OCTen: Online Compression-based Tensor Decomposition
This addresses the need for scalable tensor decomposition in data mining and machine learning for large, time-varying datasets, representing an incremental improvement with novel compression techniques.
The paper tackles the problem of decomposing dynamically growing tensors by introducing OCTen, the first compression-based online parallel implementation for CP decomposition, which achieves comparable or better accuracy and efficiency than state-of-the-art methods while saving 40-200% memory space.

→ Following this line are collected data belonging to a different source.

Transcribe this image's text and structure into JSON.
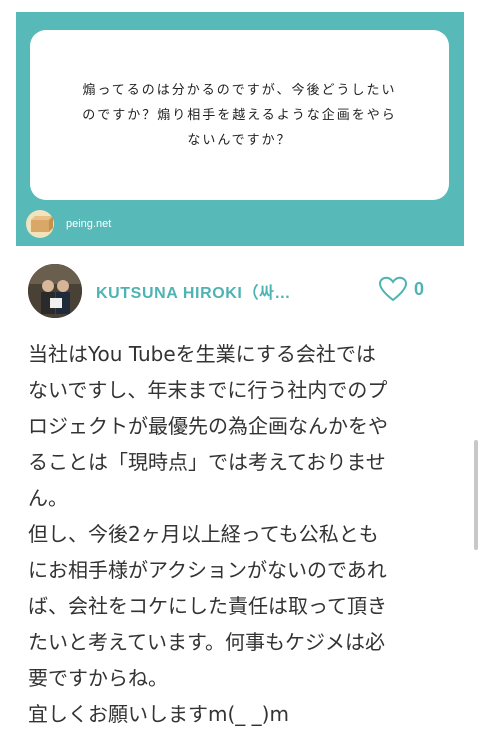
{
  "question": {
    "text": "煽ってるのは分かるのですが、今後どうしたい\nのですか？煽り相手を越えるような企画をやら\nないんですか？",
    "source": "peing.net"
  },
  "answer": {
    "author": "KUTSUNA HIROKI（싸…",
    "like_count": "0",
    "body": "当社はYou Tubeを生業にする会社では\nないですし、年末までに行う社内でのプ\nロジェクトが最優先の為企画なんかをや\nることは「現時点」では考えておりませ\nん。\n但し、今後2ヶ月以上経っても公私とも\nにお相手様がアクションがないのであれ\nば、会社をコケにした責任は取って頂き\nたいと考えています。何事もケジメは必\n要ですからね。\n宜しくお願いしますm(_ _)m"
  },
  "colors": {
    "accent": "#4fb3b3",
    "panel": "#58b9b9"
  },
  "icons": {
    "brand": "peing-box-logo-icon",
    "like": "heart-outline-icon",
    "avatar": "user-avatar"
  }
}
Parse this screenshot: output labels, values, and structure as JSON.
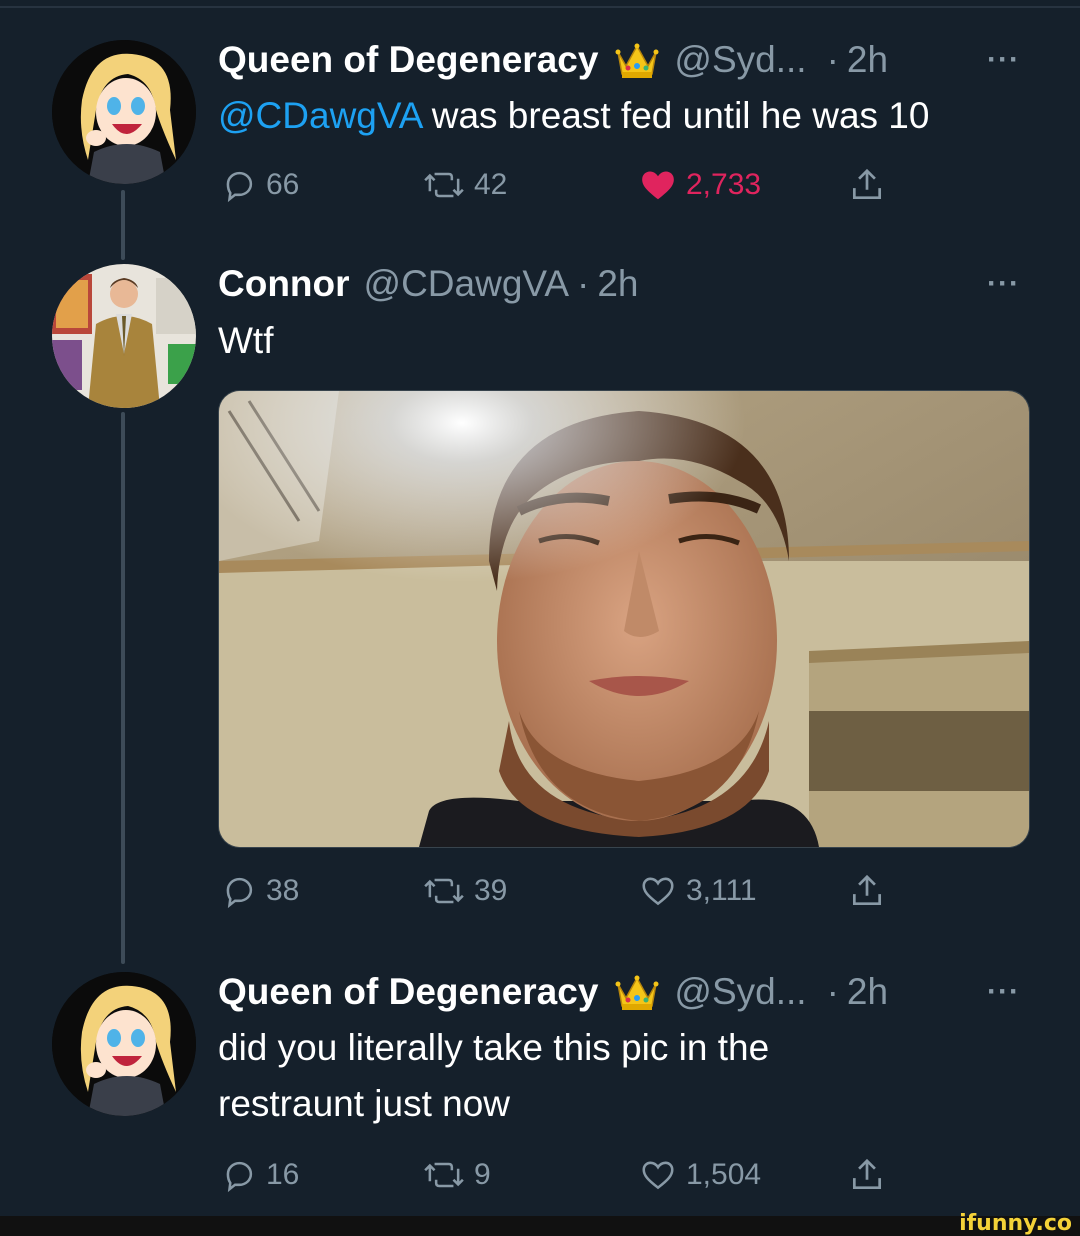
{
  "tweets": [
    {
      "display_name": "Queen of Degeneracy",
      "badge_icon": "crown-icon",
      "handle": "@Syd...",
      "separator": "·",
      "time": "2h",
      "more": "···",
      "mention": "@CDawgVA",
      "text": " was breast fed until he was 10",
      "replies": "66",
      "retweets": "42",
      "likes": "2,733",
      "liked": true
    },
    {
      "display_name": "Connor",
      "handle": "@CDawgVA",
      "separator": "·",
      "time": "2h",
      "more": "···",
      "text": "Wtf",
      "replies": "38",
      "retweets": "39",
      "likes": "3,111",
      "liked": false
    },
    {
      "display_name": "Queen of Degeneracy",
      "badge_icon": "crown-icon",
      "handle": "@Syd...",
      "separator": "·",
      "time": "2h",
      "more": "···",
      "text": "did you literally take this pic in the restraunt just now",
      "replies": "16",
      "retweets": "9",
      "likes": "1,504",
      "liked": false
    }
  ],
  "watermark": "ifunny.co",
  "colors": {
    "background": "#15202b",
    "text_primary": "#ffffff",
    "text_secondary": "#8899a6",
    "link": "#1da1f2",
    "like": "#e0245e",
    "thread_line": "#3d4b58"
  }
}
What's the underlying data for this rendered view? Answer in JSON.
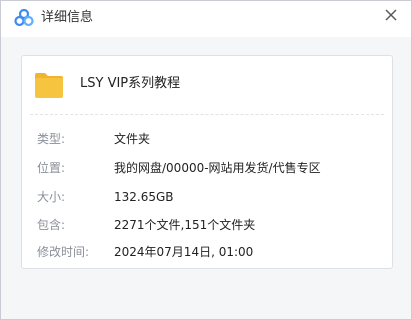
{
  "window": {
    "title": "详细信息",
    "app_icon": "cloud-drive-logo-icon",
    "close_icon": "close-icon"
  },
  "file": {
    "icon": "folder-icon",
    "name": "LSY VIP系列教程"
  },
  "details": [
    {
      "label": "类型:",
      "value": "文件夹"
    },
    {
      "label": "位置:",
      "value": "我的网盘/00000-网站用发货/代售专区"
    },
    {
      "label": "大小:",
      "value": "132.65GB"
    },
    {
      "label": "包含:",
      "value": "2271个文件,151个文件夹"
    },
    {
      "label": "修改时间:",
      "value": "2024年07月14日, 01:00"
    }
  ],
  "colors": {
    "folder": "#f7c440",
    "folder_tab": "#f2b430",
    "logo_primary": "#3c8af2",
    "logo_accent": "#5fb0ff"
  }
}
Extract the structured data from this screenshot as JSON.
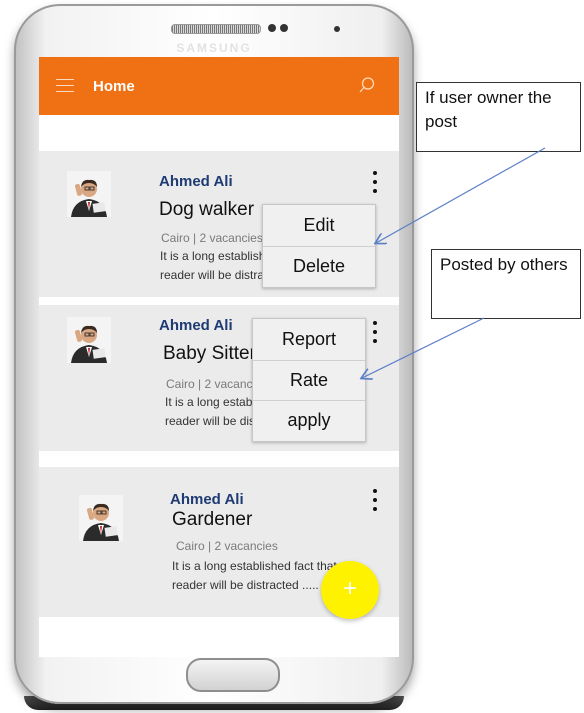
{
  "device": {
    "brand": "SAMSUNG"
  },
  "appbar": {
    "title": "Home",
    "menu_icon": "hamburger-icon",
    "search_icon": "search-icon",
    "color": "#f07113"
  },
  "posts": [
    {
      "author": "Ahmed Ali",
      "title": "Dog walker",
      "meta": "Cairo | 2 vacancies",
      "description_line1": "It is a long established fact that a",
      "description_line2": "reader will be distracted ....."
    },
    {
      "author": "Ahmed Ali",
      "title": "Baby Sitter",
      "meta": "Cairo | 2 vacancies",
      "description_line1": "It is a long established fact that a",
      "description_line2": "reader will be distracted ....."
    },
    {
      "author": "Ahmed Ali",
      "title": "Gardener",
      "meta": "Cairo | 2 vacancies",
      "description_line1": "It is a long established fact that a",
      "description_line2": "reader will be distracted ....."
    }
  ],
  "owner_menu": {
    "items": [
      "Edit",
      "Delete"
    ]
  },
  "others_menu": {
    "items": [
      "Report",
      "Rate",
      "apply"
    ]
  },
  "fab": {
    "label": "+",
    "color": "#fff200"
  },
  "annotations": {
    "owner_note": "If user owner the post",
    "others_note": "Posted by others"
  }
}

Tensor decompositions are powerful tools for large data analytics as they jointly model multiple aspects of data into one framework and enable the discovery of the latent structures and higher-order correlations within the data. One of the most widely studied and used decompositions, especially in data mining and machine learning, is the Canonical Polyadic or CP decomposition. However, today's datasets are not static and these datasets often dynamically growing and changing with time. To operate on such large data, we present OCTen the first ever compression-based online parallel implementation for the CP decomposition. We conduct an extensive empirical analysis of the algorithms in terms of fitness, memory used and CPU time, and in order to demonstrate the compression and scalability of the method, we apply OCTen to big tensor data. Indicatively, OCTen performs on-par or better than state-of-the-art online and online methods in terms of decomposition accuracy and efficiency, while saving up to 40-200 % memory space.